Reported by Jules Levin
Johns Hopkins University School of Medicine, Baltimore, MD, USA
Megan E. McCarron1, Lisa Mangus1, Samuel A. Brill1, Sarah E. Beck1, Kelly A. Metcalf Pate1, Suzanne E. Queen1, Joseph Mankowski1
1Johns Hopkins University, Baltimore, MD, USA
from Jules: I have been suggesting that stopping ART including in cure studies risks HIV rebound in the brain, raising questions about the safety of ATIs in cure studies. This study at CROI in monkeys found following ART viral suppression after stopping ART HIV rebounds in brain & spinal cord, author suggests the rebound in CSF comes from spinal cord, not plasma, also suggesting the spinal cord is another HIV reservoir acting different than CSF. Also in slide seen below virus was found in lymph node & spleen after stopping ART suggesting that when researchers look to see if ATIs are safe by looking at reservoirs after ATI do they look at these reservoirs & all potential reservoirs. This study seems to me to raise the concern I raised that stopping ART increases risk for HIV rebound in brain & now in spinal cord & perhaps other reservoirs.
Program Abstract :
Growing evidence implicates the brain as a long-term latent HIV reservoir. The spinal cord, like the brain, contains HIV-infected microglia, but has not been evaluated as a potential HIV reservoir. This SIV/macaque study compared brain versus spinal cord by quantitating SIV DNA after long-term ART suppression, and by measuring SIV RNA tissue levels after release from ART to test if the spinal cord serves as a source of rebound virus.
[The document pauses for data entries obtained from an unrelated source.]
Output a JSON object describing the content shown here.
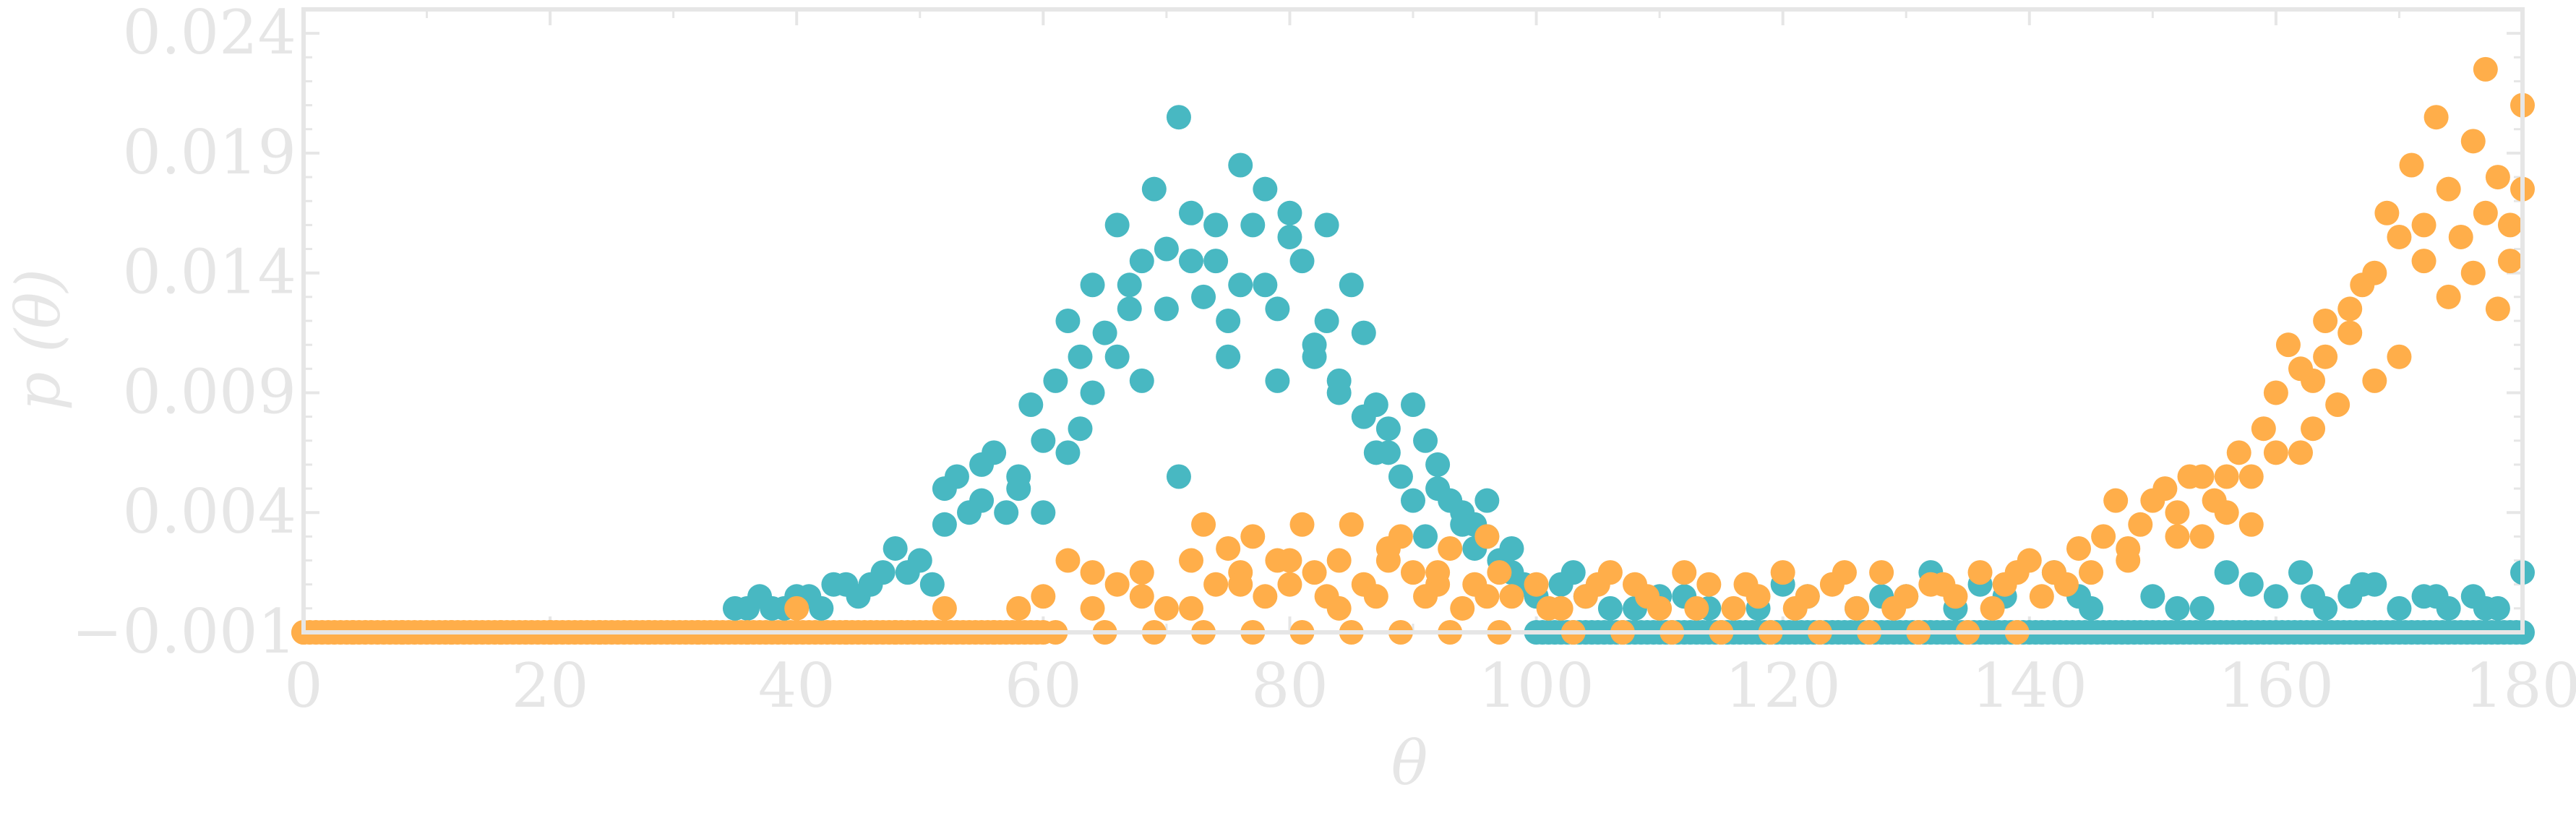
{
  "chart_data": {
    "type": "scatter",
    "xlabel": "θ",
    "ylabel": "p (θ)",
    "xlim": [
      0,
      180
    ],
    "ylim": [
      -0.001,
      0.025
    ],
    "x_ticks": [
      "0",
      "20",
      "40",
      "60",
      "80",
      "100",
      "120",
      "140",
      "160",
      "180"
    ],
    "y_ticks": [
      "−0.001",
      "0.004",
      "0.009",
      "0.014",
      "0.019",
      "0.024"
    ],
    "grid": false,
    "series": [
      {
        "color": "#48b8c2",
        "points": [
          [
            35,
            0.0
          ],
          [
            36,
            0.0
          ],
          [
            37,
            0.0005
          ],
          [
            38,
            0.0
          ],
          [
            39,
            0.0
          ],
          [
            40,
            0.0005
          ],
          [
            41,
            0.0005
          ],
          [
            42,
            0.0
          ],
          [
            43,
            0.001
          ],
          [
            44,
            0.001
          ],
          [
            45,
            0.0005
          ],
          [
            46,
            0.001
          ],
          [
            47,
            0.0015
          ],
          [
            48,
            0.0025
          ],
          [
            49,
            0.0015
          ],
          [
            50,
            0.002
          ],
          [
            51,
            0.001
          ],
          [
            52,
            0.005
          ],
          [
            53,
            0.0055
          ],
          [
            54,
            0.004
          ],
          [
            55,
            0.006
          ],
          [
            56,
            0.0065
          ],
          [
            57,
            0.004
          ],
          [
            58,
            0.0055
          ],
          [
            59,
            0.0085
          ],
          [
            60,
            0.007
          ],
          [
            61,
            0.0095
          ],
          [
            62,
            0.012
          ],
          [
            63,
            0.0105
          ],
          [
            64,
            0.0135
          ],
          [
            65,
            0.0115
          ],
          [
            66,
            0.016
          ],
          [
            67,
            0.0125
          ],
          [
            68,
            0.0145
          ],
          [
            69,
            0.0175
          ],
          [
            70,
            0.015
          ],
          [
            71,
            0.0205
          ],
          [
            72,
            0.0165
          ],
          [
            73,
            0.013
          ],
          [
            74,
            0.0145
          ],
          [
            75,
            0.012
          ],
          [
            76,
            0.0185
          ],
          [
            77,
            0.016
          ],
          [
            78,
            0.0135
          ],
          [
            79,
            0.0125
          ],
          [
            80,
            0.0165
          ],
          [
            81,
            0.0145
          ],
          [
            82,
            0.011
          ],
          [
            83,
            0.012
          ],
          [
            84,
            0.0095
          ],
          [
            85,
            0.0135
          ],
          [
            86,
            0.0115
          ],
          [
            87,
            0.0085
          ],
          [
            88,
            0.0075
          ],
          [
            89,
            0.0055
          ],
          [
            90,
            0.0045
          ],
          [
            91,
            0.007
          ],
          [
            92,
            0.006
          ],
          [
            93,
            0.0045
          ],
          [
            94,
            0.0035
          ],
          [
            95,
            0.0025
          ],
          [
            96,
            0.003
          ],
          [
            97,
            0.002
          ],
          [
            98,
            0.0015
          ],
          [
            99,
            0.001
          ],
          [
            100,
            0.0005
          ],
          [
            102,
            0.001
          ],
          [
            104,
            0.0005
          ],
          [
            106,
            0.0
          ],
          [
            108,
            0.0
          ],
          [
            110,
            0.0005
          ],
          [
            114,
            0.0
          ],
          [
            118,
            0.0
          ],
          [
            122,
            0.0005
          ],
          [
            126,
            0.0
          ],
          [
            130,
            0.0005
          ],
          [
            132,
            0.0015
          ],
          [
            134,
            0.0
          ],
          [
            138,
            0.0005
          ],
          [
            142,
            0.0015
          ],
          [
            145,
            0.0
          ],
          [
            150,
            0.0005
          ],
          [
            154,
            0.0
          ],
          [
            158,
            0.001
          ],
          [
            160,
            0.0005
          ],
          [
            162,
            0.0015
          ],
          [
            164,
            0.0
          ],
          [
            166,
            0.0005
          ],
          [
            168,
            0.001
          ],
          [
            170,
            0.0
          ],
          [
            172,
            0.0005
          ],
          [
            174,
            0.0
          ],
          [
            176,
            0.0005
          ],
          [
            178,
            0.0
          ],
          [
            180,
            0.0015
          ],
          [
            60,
            0.004
          ],
          [
            62,
            0.0065
          ],
          [
            64,
            0.009
          ],
          [
            66,
            0.0105
          ],
          [
            68,
            0.0095
          ],
          [
            70,
            0.0125
          ],
          [
            72,
            0.0145
          ],
          [
            74,
            0.016
          ],
          [
            76,
            0.0135
          ],
          [
            78,
            0.0175
          ],
          [
            80,
            0.0155
          ],
          [
            82,
            0.0105
          ],
          [
            84,
            0.009
          ],
          [
            86,
            0.008
          ],
          [
            88,
            0.0065
          ],
          [
            90,
            0.0085
          ],
          [
            92,
            0.005
          ],
          [
            94,
            0.004
          ],
          [
            96,
            0.0045
          ],
          [
            98,
            0.0025
          ],
          [
            52,
            0.0035
          ],
          [
            55,
            0.0045
          ],
          [
            58,
            0.005
          ],
          [
            63,
            0.0075
          ],
          [
            67,
            0.0135
          ],
          [
            71,
            0.0055
          ],
          [
            75,
            0.0105
          ],
          [
            79,
            0.0095
          ],
          [
            83,
            0.016
          ],
          [
            87,
            0.0065
          ],
          [
            91,
            0.003
          ],
          [
            95,
            0.0035
          ],
          [
            103,
            0.0015
          ],
          [
            112,
            0.0005
          ],
          [
            120,
            0.001
          ],
          [
            128,
            0.0005
          ],
          [
            136,
            0.001
          ],
          [
            144,
            0.0005
          ],
          [
            152,
            0.0
          ],
          [
            156,
            0.0015
          ],
          [
            163,
            0.0005
          ],
          [
            167,
            0.001
          ],
          [
            173,
            0.0005
          ],
          [
            177,
            0.0
          ]
        ]
      },
      {
        "color": "#ffae4a",
        "points": [
          [
            0,
            -0.001
          ],
          [
            4,
            -0.001
          ],
          [
            8,
            -0.001
          ],
          [
            12,
            -0.001
          ],
          [
            16,
            -0.001
          ],
          [
            20,
            -0.001
          ],
          [
            24,
            -0.001
          ],
          [
            28,
            -0.001
          ],
          [
            32,
            -0.001
          ],
          [
            36,
            -0.001
          ],
          [
            40,
            0.0
          ],
          [
            44,
            -0.001
          ],
          [
            48,
            -0.001
          ],
          [
            52,
            0.0
          ],
          [
            56,
            -0.001
          ],
          [
            58,
            0.0
          ],
          [
            60,
            0.0005
          ],
          [
            62,
            0.002
          ],
          [
            64,
            0.0
          ],
          [
            66,
            0.001
          ],
          [
            68,
            0.0015
          ],
          [
            70,
            0.0
          ],
          [
            72,
            0.002
          ],
          [
            73,
            0.0035
          ],
          [
            74,
            0.001
          ],
          [
            75,
            0.0025
          ],
          [
            76,
            0.0015
          ],
          [
            77,
            0.003
          ],
          [
            78,
            0.0005
          ],
          [
            79,
            0.002
          ],
          [
            80,
            0.001
          ],
          [
            81,
            0.0035
          ],
          [
            82,
            0.0015
          ],
          [
            83,
            0.0005
          ],
          [
            84,
            0.002
          ],
          [
            85,
            0.0035
          ],
          [
            86,
            0.001
          ],
          [
            87,
            0.0005
          ],
          [
            88,
            0.002
          ],
          [
            89,
            0.003
          ],
          [
            90,
            0.0015
          ],
          [
            91,
            0.0005
          ],
          [
            92,
            0.001
          ],
          [
            93,
            0.0025
          ],
          [
            94,
            0.0
          ],
          [
            95,
            0.001
          ],
          [
            96,
            0.003
          ],
          [
            97,
            0.0015
          ],
          [
            98,
            0.0005
          ],
          [
            100,
            0.001
          ],
          [
            102,
            0.0
          ],
          [
            104,
            0.0005
          ],
          [
            106,
            0.0015
          ],
          [
            108,
            0.001
          ],
          [
            110,
            0.0
          ],
          [
            112,
            0.0015
          ],
          [
            114,
            0.001
          ],
          [
            116,
            0.0
          ],
          [
            118,
            0.0005
          ],
          [
            120,
            0.0015
          ],
          [
            122,
            0.0005
          ],
          [
            124,
            0.001
          ],
          [
            126,
            0.0
          ],
          [
            128,
            0.0015
          ],
          [
            130,
            0.0005
          ],
          [
            132,
            0.001
          ],
          [
            134,
            0.0005
          ],
          [
            136,
            0.0015
          ],
          [
            138,
            0.001
          ],
          [
            140,
            0.002
          ],
          [
            141,
            0.0005
          ],
          [
            142,
            0.0015
          ],
          [
            143,
            0.001
          ],
          [
            144,
            0.0025
          ],
          [
            145,
            0.0015
          ],
          [
            146,
            0.003
          ],
          [
            147,
            0.0045
          ],
          [
            148,
            0.0025
          ],
          [
            149,
            0.0035
          ],
          [
            150,
            0.0045
          ],
          [
            151,
            0.005
          ],
          [
            152,
            0.004
          ],
          [
            153,
            0.0055
          ],
          [
            154,
            0.003
          ],
          [
            155,
            0.0045
          ],
          [
            156,
            0.0055
          ],
          [
            157,
            0.0065
          ],
          [
            158,
            0.0035
          ],
          [
            159,
            0.0075
          ],
          [
            160,
            0.009
          ],
          [
            161,
            0.011
          ],
          [
            162,
            0.0065
          ],
          [
            163,
            0.0095
          ],
          [
            164,
            0.012
          ],
          [
            165,
            0.0085
          ],
          [
            166,
            0.0115
          ],
          [
            167,
            0.0135
          ],
          [
            168,
            0.0095
          ],
          [
            169,
            0.0165
          ],
          [
            170,
            0.0155
          ],
          [
            171,
            0.0185
          ],
          [
            172,
            0.0145
          ],
          [
            173,
            0.0205
          ],
          [
            174,
            0.0175
          ],
          [
            175,
            0.0155
          ],
          [
            176,
            0.0195
          ],
          [
            177,
            0.0225
          ],
          [
            178,
            0.018
          ],
          [
            179,
            0.016
          ],
          [
            180,
            0.021
          ],
          [
            64,
            0.0015
          ],
          [
            68,
            0.0005
          ],
          [
            72,
            0.0
          ],
          [
            76,
            0.001
          ],
          [
            80,
            0.002
          ],
          [
            84,
            0.0
          ],
          [
            88,
            0.0025
          ],
          [
            92,
            0.0015
          ],
          [
            96,
            0.0005
          ],
          [
            101,
            0.0
          ],
          [
            105,
            0.001
          ],
          [
            109,
            0.0005
          ],
          [
            113,
            0.0
          ],
          [
            117,
            0.001
          ],
          [
            121,
            0.0
          ],
          [
            125,
            0.0015
          ],
          [
            129,
            0.0
          ],
          [
            133,
            0.001
          ],
          [
            137,
            0.0
          ],
          [
            139,
            0.0015
          ],
          [
            148,
            0.002
          ],
          [
            152,
            0.003
          ],
          [
            154,
            0.0055
          ],
          [
            156,
            0.004
          ],
          [
            158,
            0.0055
          ],
          [
            160,
            0.0065
          ],
          [
            162,
            0.01
          ],
          [
            163,
            0.0075
          ],
          [
            164,
            0.0105
          ],
          [
            166,
            0.0125
          ],
          [
            168,
            0.014
          ],
          [
            170,
            0.0105
          ],
          [
            172,
            0.016
          ],
          [
            174,
            0.013
          ],
          [
            176,
            0.014
          ],
          [
            177,
            0.0165
          ],
          [
            178,
            0.0125
          ],
          [
            179,
            0.0145
          ],
          [
            180,
            0.0175
          ],
          [
            61,
            -0.001
          ],
          [
            65,
            -0.001
          ],
          [
            69,
            -0.001
          ],
          [
            73,
            -0.001
          ],
          [
            77,
            -0.001
          ],
          [
            81,
            -0.001
          ],
          [
            85,
            -0.001
          ],
          [
            89,
            -0.001
          ],
          [
            93,
            -0.001
          ],
          [
            97,
            -0.001
          ],
          [
            103,
            -0.001
          ],
          [
            107,
            -0.001
          ],
          [
            111,
            -0.001
          ],
          [
            115,
            -0.001
          ],
          [
            119,
            -0.001
          ],
          [
            123,
            -0.001
          ],
          [
            127,
            -0.001
          ],
          [
            131,
            -0.001
          ],
          [
            135,
            -0.001
          ],
          [
            139,
            -0.001
          ]
        ]
      }
    ],
    "baseline": {
      "teal": {
        "y": -0.001,
        "x_range": [
          100,
          180
        ]
      },
      "orange": {
        "y": -0.001,
        "x_range": [
          0,
          60
        ]
      }
    }
  }
}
10 SIV-infected pigtailed macaques were treated with PMPA, FTC, and dolutegravir for 4 months. Plasma and CSF SIV RNA became undetectable within 40 days of starting ART. 4 of the 10 SIV-infected treated animals were euthanized after 3 months of suppression; the other 6 animals were euthanized after stopping ART (post 3 months suppression) when rebound plasma SIV RNA reached set-point levels. SIV DNA and RNA were measured in brain and spinal cord by qPCR. Spinal cord microglia were cultured from the ART release group to evaluate production of SIV by qRTPCR.
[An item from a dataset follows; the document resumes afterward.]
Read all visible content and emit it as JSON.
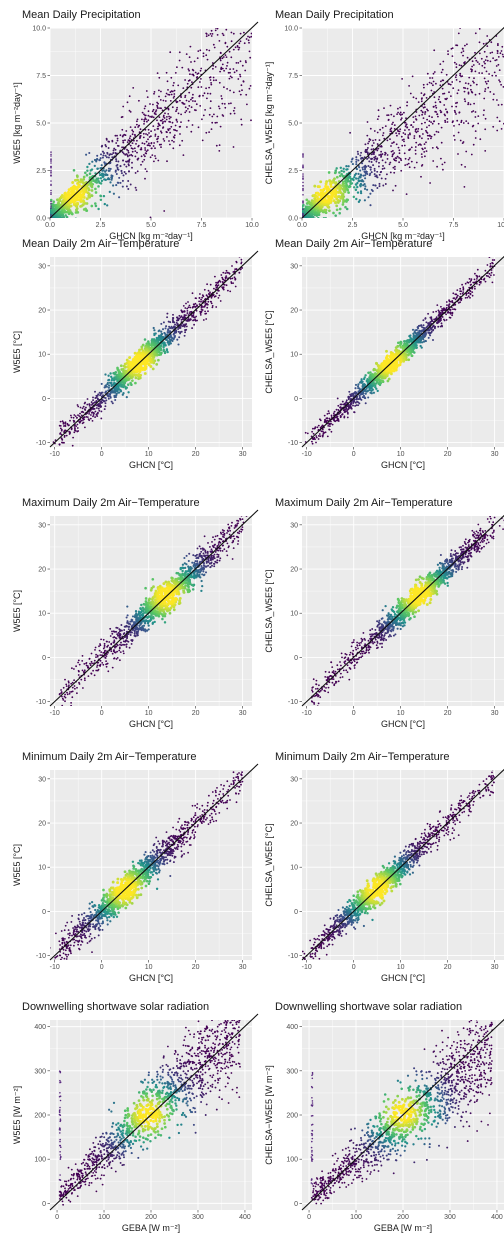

In animals euthanized after 3 months of suppressive ART, SIV DNA levels were significantly higher in lumbar spinal cord than basal ganglia (31.2 versus 0.46 median SIV copies/10x5 cells; p = 0.029, Mann-Whitney). After stopping ART and tracking rebound SIV RNA in paired plasma and CSF samples, time to initial detection of SIV RNA in plasma after stopping ART was 4 days (group median) while CSF time to first rebound was 12 days. Animals reached plasma viral load set-point (10x5-10x6 SIV copies/mL) at an average of 20 days after ART withdrawal. CSF viral loads were lower at this time-point (10x4 SIV copies/mL). To establish the source of CSF SIV RNA, qRTPCR was performed on basal ganglia and spinal cord. Whereas SIV RNA was present in spinal cord of 5 of the 6 animals (median = 1,211 SIV copy eq/ug of tissue RNA), low level SIV RNA was only detected in the brain of one animal (10 copy eq/ug tissue RNA) To identify the cellular source of SIV RNA, spinal cord microglia were cultured; culture supernatants from all 6 animals were positive for SIV RNA by qRTPCR.
This study shows the spinal cord serves as a substantial SIV reservoir in the setting of ART. Our findings of higher levels of SIV DNA and RNA in spinal cord than brain suggest rebound SIV RNA in CSF may arise predominantly from SIV-infected spinal cord microglia rather than brain. The spinal cord merits consideration as a HIV reservoir that could challenge HIV cure efforts.
In answer to question from Dr Price findings suggest that rebounded HIV in CNS after stopping ART is not coming from plasma but from spinal cord.